The setting is, however, very problematic, in my view. We see two picture frames, the larger as wide as the proscenium arch itself, with a gap in the base through which actors can walk and props can be moved. The smaller is further upstage, surrounding a static built piece, a kind of emblematic still life composed of chairs and some tables constructed into a sort of helter-skelter pyramid, painted a uniform dark grey; into this have been inserted two street signs, the address of the flat taken by Emma and Jerry for their love affair. Also inserted in it are items of a more iconic nature: a soccer ball, a large teddy bear, and a small child’s scooter. This construction is on view throughout the performance. To my mind this tries to capture a kind of thematic connectedness about the events of the play, but only succeeds in trivializing and moralizing them. “Oh, the poor children of these betrayed betrayers, what must their lives have been like?” — says this construct. Could Pinter have seen and approved this effective betrayal of his subject and his consistent interest in the intricacies of human infidelity? How could Peter Hall have okayed such a banal travesty of a work that presents Pinter at his most precise and clear and relentless? The writing is simply superb. There is never the slightest distance between the complex emotional valences constantly on view and the dramatic and linguistic means he invents to convey them in all their sad and terrible authenticity.
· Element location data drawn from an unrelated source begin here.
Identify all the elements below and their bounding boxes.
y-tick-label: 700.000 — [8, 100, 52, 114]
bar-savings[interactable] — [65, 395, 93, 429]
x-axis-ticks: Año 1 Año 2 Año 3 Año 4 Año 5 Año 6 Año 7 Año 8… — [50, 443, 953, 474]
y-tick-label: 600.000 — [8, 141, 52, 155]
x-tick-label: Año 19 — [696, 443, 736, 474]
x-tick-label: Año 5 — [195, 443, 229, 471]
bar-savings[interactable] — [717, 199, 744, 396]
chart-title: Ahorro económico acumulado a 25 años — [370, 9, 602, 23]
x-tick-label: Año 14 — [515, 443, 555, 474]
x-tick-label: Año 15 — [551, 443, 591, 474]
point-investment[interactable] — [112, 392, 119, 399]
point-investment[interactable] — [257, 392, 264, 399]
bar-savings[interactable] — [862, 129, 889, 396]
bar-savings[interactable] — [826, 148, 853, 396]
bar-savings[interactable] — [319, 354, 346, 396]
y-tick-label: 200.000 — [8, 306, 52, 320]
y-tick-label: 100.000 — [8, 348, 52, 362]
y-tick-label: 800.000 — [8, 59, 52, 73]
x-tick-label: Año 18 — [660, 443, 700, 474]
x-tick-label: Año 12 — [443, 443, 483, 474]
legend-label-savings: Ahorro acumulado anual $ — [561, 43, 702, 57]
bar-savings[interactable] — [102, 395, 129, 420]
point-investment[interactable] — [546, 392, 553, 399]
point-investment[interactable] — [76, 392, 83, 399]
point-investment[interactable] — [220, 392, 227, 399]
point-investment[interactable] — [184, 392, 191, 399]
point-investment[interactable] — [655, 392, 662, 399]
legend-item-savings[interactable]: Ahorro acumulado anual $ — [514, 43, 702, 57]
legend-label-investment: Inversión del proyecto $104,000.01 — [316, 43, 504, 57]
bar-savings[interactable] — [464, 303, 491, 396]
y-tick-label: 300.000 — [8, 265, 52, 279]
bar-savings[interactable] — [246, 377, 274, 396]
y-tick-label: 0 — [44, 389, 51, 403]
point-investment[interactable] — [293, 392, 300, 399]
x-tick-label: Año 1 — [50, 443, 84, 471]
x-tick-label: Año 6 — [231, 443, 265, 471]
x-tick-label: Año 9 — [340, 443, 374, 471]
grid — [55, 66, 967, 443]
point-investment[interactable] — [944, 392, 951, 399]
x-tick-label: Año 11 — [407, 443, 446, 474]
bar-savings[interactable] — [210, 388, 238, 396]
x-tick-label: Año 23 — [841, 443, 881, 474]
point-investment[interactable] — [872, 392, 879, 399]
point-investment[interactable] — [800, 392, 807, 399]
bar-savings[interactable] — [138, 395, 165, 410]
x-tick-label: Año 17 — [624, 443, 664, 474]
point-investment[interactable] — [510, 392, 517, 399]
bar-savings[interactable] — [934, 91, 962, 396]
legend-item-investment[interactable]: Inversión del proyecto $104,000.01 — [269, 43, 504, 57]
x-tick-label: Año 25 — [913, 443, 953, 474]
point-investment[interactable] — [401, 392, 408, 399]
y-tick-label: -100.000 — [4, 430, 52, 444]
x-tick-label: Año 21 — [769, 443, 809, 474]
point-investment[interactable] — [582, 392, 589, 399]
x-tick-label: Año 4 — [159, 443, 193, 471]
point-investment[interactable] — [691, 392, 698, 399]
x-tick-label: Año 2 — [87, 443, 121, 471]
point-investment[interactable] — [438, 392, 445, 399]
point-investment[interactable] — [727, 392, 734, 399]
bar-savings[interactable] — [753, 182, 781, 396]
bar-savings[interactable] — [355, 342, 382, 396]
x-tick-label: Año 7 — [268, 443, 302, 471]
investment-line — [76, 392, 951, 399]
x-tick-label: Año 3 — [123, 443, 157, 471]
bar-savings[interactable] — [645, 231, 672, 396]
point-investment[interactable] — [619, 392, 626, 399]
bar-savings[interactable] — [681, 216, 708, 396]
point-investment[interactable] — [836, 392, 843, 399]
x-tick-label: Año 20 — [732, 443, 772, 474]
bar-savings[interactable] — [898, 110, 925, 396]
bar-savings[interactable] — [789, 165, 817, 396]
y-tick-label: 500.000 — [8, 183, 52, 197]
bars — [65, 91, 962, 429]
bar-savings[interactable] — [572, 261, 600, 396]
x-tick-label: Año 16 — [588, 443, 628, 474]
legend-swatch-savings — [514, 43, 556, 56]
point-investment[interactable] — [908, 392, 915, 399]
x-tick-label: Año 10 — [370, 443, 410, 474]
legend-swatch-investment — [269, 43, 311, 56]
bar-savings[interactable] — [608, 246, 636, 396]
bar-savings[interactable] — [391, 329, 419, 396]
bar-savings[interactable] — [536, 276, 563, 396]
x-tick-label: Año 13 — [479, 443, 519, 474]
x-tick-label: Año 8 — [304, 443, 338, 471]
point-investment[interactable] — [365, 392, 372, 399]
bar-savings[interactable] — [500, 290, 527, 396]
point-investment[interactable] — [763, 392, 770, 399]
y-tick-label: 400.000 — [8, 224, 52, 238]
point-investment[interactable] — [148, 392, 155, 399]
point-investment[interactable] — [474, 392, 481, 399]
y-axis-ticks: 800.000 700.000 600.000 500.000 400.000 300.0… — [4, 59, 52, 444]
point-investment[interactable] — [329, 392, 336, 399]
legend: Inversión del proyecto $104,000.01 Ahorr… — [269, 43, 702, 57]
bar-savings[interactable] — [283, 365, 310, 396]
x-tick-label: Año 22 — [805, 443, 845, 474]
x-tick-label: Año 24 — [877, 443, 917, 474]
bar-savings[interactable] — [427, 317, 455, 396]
I enjoyed the performances of the three major actors very much, but most of all that of Janie Dee as Emma — very carefully controlled and articulated and at the same time emotionally deep and complex. Beautifully paced and timed also. Aden Gillette as Jerry and Hugo Speer as Robert were very well cast for contrast, even as they mirrored the coherent characteristics of a certain cohort of minor actors in the everyday comedy-drama of the London publishing world. Pinter reveals something of its superficiality and mendacity, but social satire or commentary is a card he never plays (any more than O’Neill does). His abiding interest lies in what makes people tick, what makes them on occasion fall apart, and above all what strategies they adopt for survival in a world where little or nothing can be depended on and nothing lasts forever, least of all faith, trust, and love.